While protecting a given autonomous systems routing policy is of
paramount concern, avoiding extensive hand configuration of routing
policies needs to be examined more carefully in future BGP-like
protocols.
McPherson & Patel Informational [Page 8]
^L
RFC 4277 Experience with the BGP-4 Protocol January 2006
9. Internal BGP In Large Autonomous Systems
While not strictly a protocol issue, another concern has been raised
by network operators who need to maintain autonomous systems with a
large number of peers. Each speaker peering with an external router
is responsible for propagating reachability and path information to
all other transit and border routers within that AS. This is
typically done by establishing internal BGP connections to all
transit and border routers in the local AS.
Note that the number of BGP peers that can be fully meshed depends on
a number of factors, including the number of prefixes in the routing
system, the number of unique paths, stability of the system, and,
perhaps most importantly, implementation efficiency. As a result,
although it's difficult to define "a large number of peers", there is
always some practical limit.
In a large AS, this leads to a full mesh of TCP connections
(n * (n-1)) and some method of configuring and maintaining those
connections. BGP does not specify how this information is to be
propagated. Therefore, alternatives, such as injecting BGP routing
information into the local IGP, have been attempted, but turned out
to be non-practical alternatives (to say the least).
To alleviate the need for "full mesh" IBGP, several alternatives have
been defined, including BGP Route Reflection [RFC2796] and AS
Confederations for BGP [RFC3065].
10. Internet Dynamics
As discussed in [RFC4274], the driving force in CPU and bandwidth
utilization is the dynamic nature of routing in the Internet. As the
Internet has grown, the frequency of route changes per second has
increased.
We automatically get some level of damping when more specific NLRI is
aggregated into larger blocks; however, this is not sufficient. In
Appendix F of [RFC4271], there are descriptions of damping techniques
that should be applied to advertisements. In future specifications
of BGP-like protocols, damping methods should be considered for
mandatory inclusion in compliant implementations.
BGP Route Flap Damping is defined in [RFC2439]. BGP Route Flap
Damping defines a mechanism to help reduce the amount of routing
information passed between BGP peers, which reduces the load on these
peers without adversely affecting route convergence time for
relatively stable routes.
McPherson & Patel Informational [Page 9]
^L
RFC 4277 Experience with the BGP-4 Protocol January 2006
None of the current implementations of BGP Route Flap Damping store
route history by unique NRLI or AS Path, although RFC 2439 lists this
as mandatory. A potential result of failure to consider each AS Path
separately is an overly aggressive suppression of destinations in a
densely meshed network, with the most severe consequence being
suppression of a destination after a single failure. Because the top
tier autonomous systems in the Internet are densely meshed, these
adverse consequences are observed.
Route changes are announced using BGP UPDATE messages. The greatest
overhead in advertising UPDATE messages happens whenever route
changes to be announced are inefficiently packed. Announcing routing
changes that share common attributes in a single BGP UPDATE message
helps save considerable bandwidth and reduces processing overhead, as
discussed in Section 12, Update Packing.
Persistent BGP errors may cause BGP peers to flap persistently if
peer dampening is not implemented, resulting in significant CPU
utilization. Implementors may find it useful to implement peer
dampening to avoid such persistent peer flapping [RFC4271].

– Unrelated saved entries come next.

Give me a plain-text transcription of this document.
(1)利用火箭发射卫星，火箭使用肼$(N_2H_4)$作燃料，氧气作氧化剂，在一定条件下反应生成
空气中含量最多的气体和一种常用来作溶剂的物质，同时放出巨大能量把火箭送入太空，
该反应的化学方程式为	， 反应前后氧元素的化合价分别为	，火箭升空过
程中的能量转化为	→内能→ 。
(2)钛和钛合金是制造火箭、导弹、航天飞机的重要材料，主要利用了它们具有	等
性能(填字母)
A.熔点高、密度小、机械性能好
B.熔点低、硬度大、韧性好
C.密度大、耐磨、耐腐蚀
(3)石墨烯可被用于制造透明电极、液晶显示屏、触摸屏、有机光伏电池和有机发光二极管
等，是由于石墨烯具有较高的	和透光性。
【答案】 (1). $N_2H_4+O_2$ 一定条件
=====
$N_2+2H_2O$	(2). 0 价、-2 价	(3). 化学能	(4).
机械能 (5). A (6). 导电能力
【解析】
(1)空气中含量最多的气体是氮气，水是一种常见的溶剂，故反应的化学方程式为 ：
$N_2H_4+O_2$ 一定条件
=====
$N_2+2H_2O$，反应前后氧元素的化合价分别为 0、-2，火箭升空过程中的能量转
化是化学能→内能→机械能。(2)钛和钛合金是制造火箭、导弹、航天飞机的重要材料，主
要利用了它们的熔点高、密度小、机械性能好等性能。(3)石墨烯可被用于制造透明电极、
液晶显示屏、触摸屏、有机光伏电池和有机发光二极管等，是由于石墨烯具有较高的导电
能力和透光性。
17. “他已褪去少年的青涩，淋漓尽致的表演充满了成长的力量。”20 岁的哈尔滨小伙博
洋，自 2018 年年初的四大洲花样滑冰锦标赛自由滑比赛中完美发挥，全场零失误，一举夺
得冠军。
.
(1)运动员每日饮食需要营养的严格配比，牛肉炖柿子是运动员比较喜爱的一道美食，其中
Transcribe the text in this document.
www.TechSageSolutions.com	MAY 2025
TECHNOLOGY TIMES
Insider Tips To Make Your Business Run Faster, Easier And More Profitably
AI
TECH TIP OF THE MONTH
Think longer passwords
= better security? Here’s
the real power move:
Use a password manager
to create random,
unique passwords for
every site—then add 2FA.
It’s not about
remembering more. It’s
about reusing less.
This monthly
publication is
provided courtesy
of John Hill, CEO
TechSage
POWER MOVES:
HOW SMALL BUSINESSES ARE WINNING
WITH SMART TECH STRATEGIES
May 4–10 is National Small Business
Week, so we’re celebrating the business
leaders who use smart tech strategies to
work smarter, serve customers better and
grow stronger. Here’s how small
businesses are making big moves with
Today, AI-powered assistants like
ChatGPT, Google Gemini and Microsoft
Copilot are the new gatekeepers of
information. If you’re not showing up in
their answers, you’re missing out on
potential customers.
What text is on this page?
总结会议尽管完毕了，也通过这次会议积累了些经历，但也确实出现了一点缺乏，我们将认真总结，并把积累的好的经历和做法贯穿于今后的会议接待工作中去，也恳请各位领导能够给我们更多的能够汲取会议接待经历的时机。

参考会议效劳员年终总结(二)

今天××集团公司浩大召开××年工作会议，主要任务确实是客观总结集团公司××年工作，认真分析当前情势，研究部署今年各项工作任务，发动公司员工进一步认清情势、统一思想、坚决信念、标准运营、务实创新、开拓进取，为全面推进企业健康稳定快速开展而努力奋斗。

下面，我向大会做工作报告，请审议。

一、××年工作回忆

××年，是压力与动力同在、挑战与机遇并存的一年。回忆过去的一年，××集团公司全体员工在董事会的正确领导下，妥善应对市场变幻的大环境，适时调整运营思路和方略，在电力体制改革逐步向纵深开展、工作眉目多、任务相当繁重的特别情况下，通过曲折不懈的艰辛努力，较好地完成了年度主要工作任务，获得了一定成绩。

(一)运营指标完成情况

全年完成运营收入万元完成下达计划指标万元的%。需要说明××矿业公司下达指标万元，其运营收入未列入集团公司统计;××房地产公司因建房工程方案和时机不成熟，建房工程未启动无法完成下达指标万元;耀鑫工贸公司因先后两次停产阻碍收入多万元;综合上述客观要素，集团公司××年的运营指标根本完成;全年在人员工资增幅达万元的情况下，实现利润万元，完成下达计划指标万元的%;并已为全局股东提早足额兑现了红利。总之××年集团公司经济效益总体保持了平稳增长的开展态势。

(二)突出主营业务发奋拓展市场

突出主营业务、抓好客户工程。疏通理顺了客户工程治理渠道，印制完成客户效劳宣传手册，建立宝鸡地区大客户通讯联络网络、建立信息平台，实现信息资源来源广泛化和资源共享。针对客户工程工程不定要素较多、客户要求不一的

11. BGP Routing Information Bases (RIBs)
[RFC4271] states "Any local policy which results in routes being
added to an Adj-RIB-Out without also being added to the local BGP
speaker's forwarding table, is outside the scope of this document".
However, several well-known implementations do not confirm that
Loc-RIB entries were used to populate the forwarding table before
installing them in the Adj-RIB-Out. The most common occurrence of
this is when routes for a given prefix are presented by more than one
protocol, and the preferences for the BGP-learned route is lower than
that of another protocol. As such, the route learned via the other
protocol is used to populate the forwarding table.
It may be desirable for an implementation to provide a knob that
permits advertisement of "inactive" BGP routes.
It may be also desirable for an implementation to provide a knob that
allows a BGP speaker to advertise BGP routes that were not selected
in the decision process.
12. Update Packing
Multiple unfeasible routes can be advertised in a single BGP Update
message. In addition, one or more feasible routes can be advertised
in a single Update message, as long as all prefixes share a common
attribute set.
McPherson & Patel Informational [Page 10]
^L
RFC 4277 Experience with the BGP-4 Protocol January 2006
The BGP4 protocol permits advertisement of multiple prefixes with a
common set of path attributes in a single update message, which is
commonly referred to as "update packing". When possible, update
packing is recommended, as it provides a mechanism for more efficient
behavior in a number of areas, including:
o Reduction in system overhead due to generation or receipt of
fewer Update messages.
o Reduction in network overhead as a result of less packets and
lower bandwidth consumption.
o Reduction in frequency of processing path attributes and looking
for matching sets in the AS_PATH database (if you have one).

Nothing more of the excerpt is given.